Friday, August 27, 1999

Can the Conant Land afford housing?

To the Editor:

After reading the 8/13/99 Mosquito articles regarding the housing authority, and having attended numerous housing meetings, I am compelled to add needed information. This story failed to raise a single hard question.

Though most would support the need for affordable housing, not everyone is pleased that the Conant Land is again under consideration. Since the Conant Land was purchased for "municipal purposes," the fire station, police station, and, most recently, the Town Hall have been placed on this land. Because the land belongs to the town, and is "free," this site is once again under scrutiny.

Nonetheless, building on the Conant terrain will be extremely costly for the town even with possible grant monies. Extensive wetlands, vernal pools and glacial rock formations, like Castle Rock, dot the landscape. Building on bedrock requires blasting. Blasting leads to other complications which will further impact the aquifer and delicate ecosystem.

The town center has serious, unresolved water problems. Additional pressure on the water table from both the building and operation of housing units could create further problems for the center and abutters. On this note, there are no plans for a needed water study on the site as this is not the charge of the committee, according to chairperson Marty Galligan.

The committee's responsibility is to find a site(s) and begin the Herculean task of meeting the 10 percent affordable housing quota mandated by the state. Of the 351 cities and towns in Massachusetts, only 24 communities have come close to, or surpassed this 10 percent, and these are almost entirely metropolitan. What people need to understand is that the Conant proposal is just the tip of the iceberg. The town has selected the Conant site for housing by promoting the myth that it will keep the developers at bay. Ten percent would translate to approximately 160 affordable housing units throughout the town. Until Carlisle meets this 10 percent quota, the developers will not be stopped even though we are showing "good faith" toward diminishing the required percentage. We have a long way to go and an affordable project of rental properties on Conant is analogous to hitting a fly with a sledgehammer.

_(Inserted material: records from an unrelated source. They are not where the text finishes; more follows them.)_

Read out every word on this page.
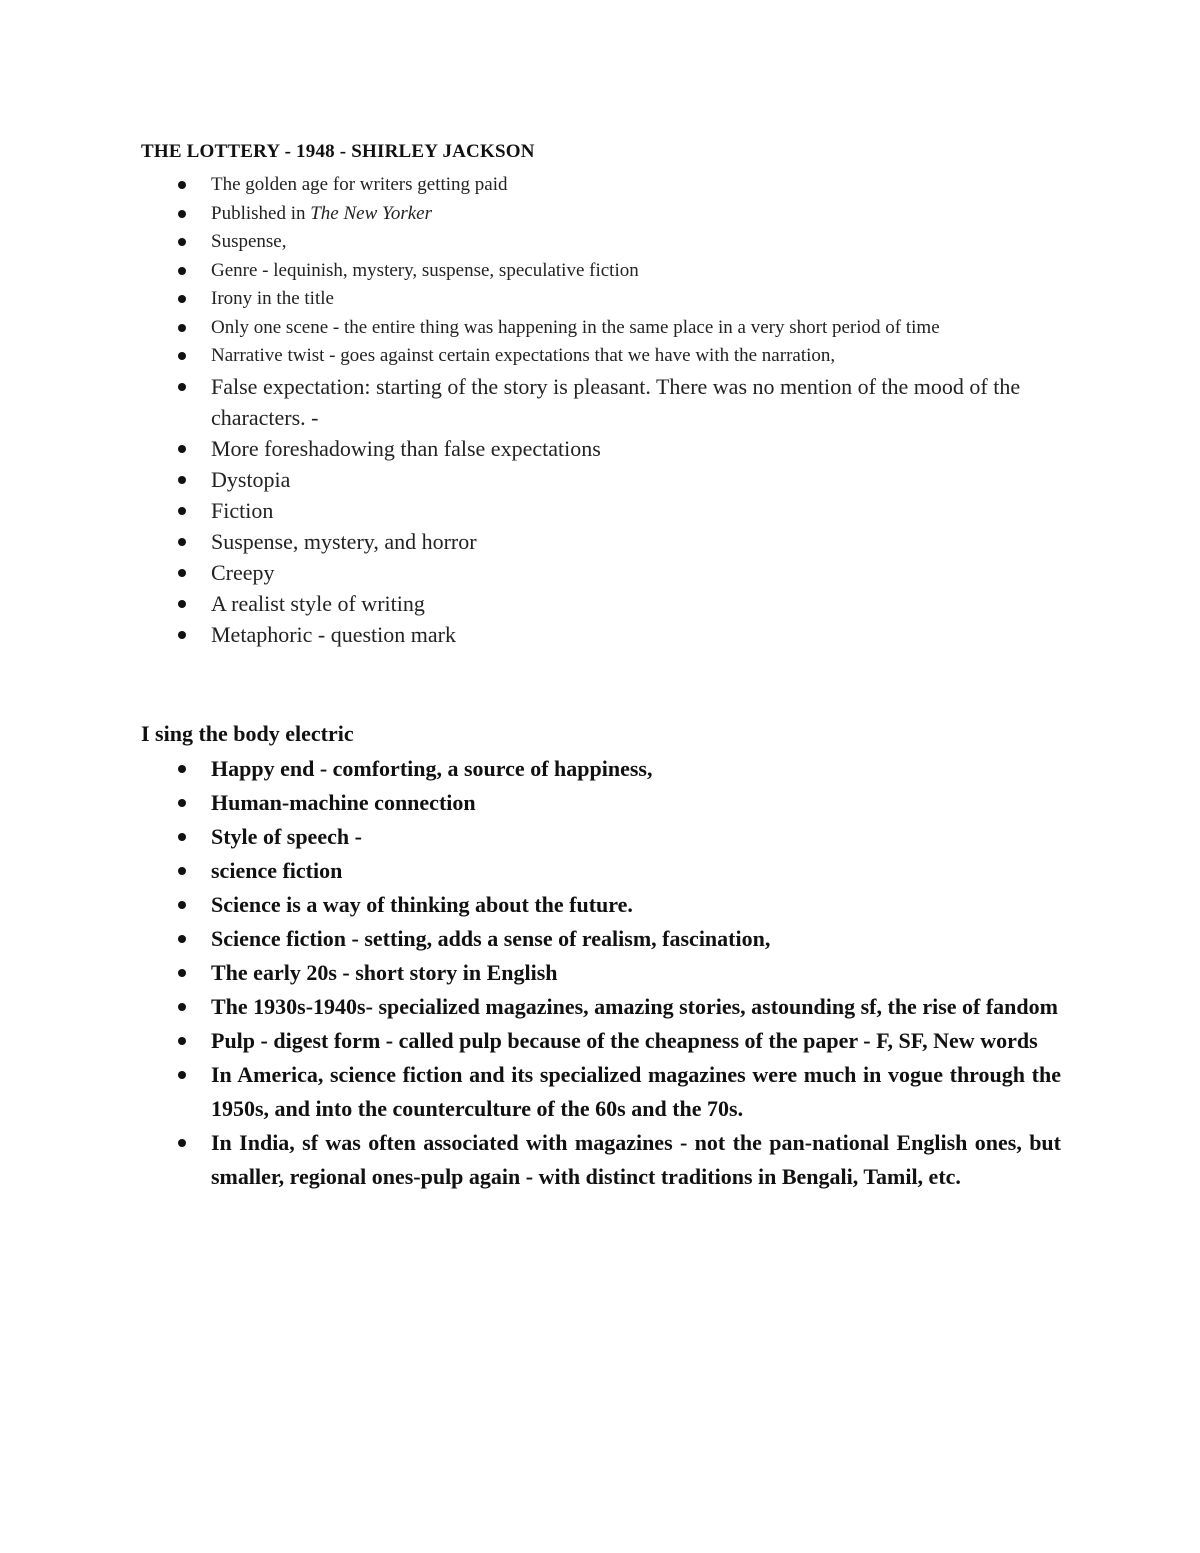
THE LOTTERY - 1948 - SHIRLEY JACKSON
The golden age for writers getting paid
Published in The New Yorker
Suspense,
Genre - lequinish, mystery, suspense, speculative fiction
Irony in the title
Only one scene - the entire thing was happening in the same place in a very short period of time
Narrative twist - goes against certain expectations that we have with the narration,
False expectation: starting of the story is pleasant. There was no mention of the mood of the characters. -
More foreshadowing than false expectations
Dystopia
Fiction
Suspense, mystery, and horror
Creepy
A realist style of writing
Metaphoric - question mark
I sing the body electric
Happy end - comforting, a source of happiness,
Human-machine connection
Style of speech -
science fiction
Science is a way of thinking about the future.
Science fiction - setting, adds a sense of realism, fascination,
The early 20s - short story in English
The 1930s-1940s- specialized magazines, amazing stories, astounding sf, the rise of fandom
Pulp - digest form - called pulp because of the cheapness of the paper - F, SF, New words
In America, science fiction and its specialized magazines were much in vogue through the 1950s, and into the counterculture of the 60s and the 70s.
In India, sf was often associated with magazines - not the pan-national English ones, but smaller, regional ones-pulp again - with distinct traditions in Bengali, Tamil, etc.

More investigation is needed on this complicated issue. As suggested by the committee, units should be a combination of affordable and market price. Additionally, they should be integrated throughout town so that they are not identifiable as "affordable." We should ask our selectmen and planning board to promote town by-laws to lead the way, and demand that affordable housing be incorporated into new developments. Let's not allow the fear of developer(s) to dictate what we should do.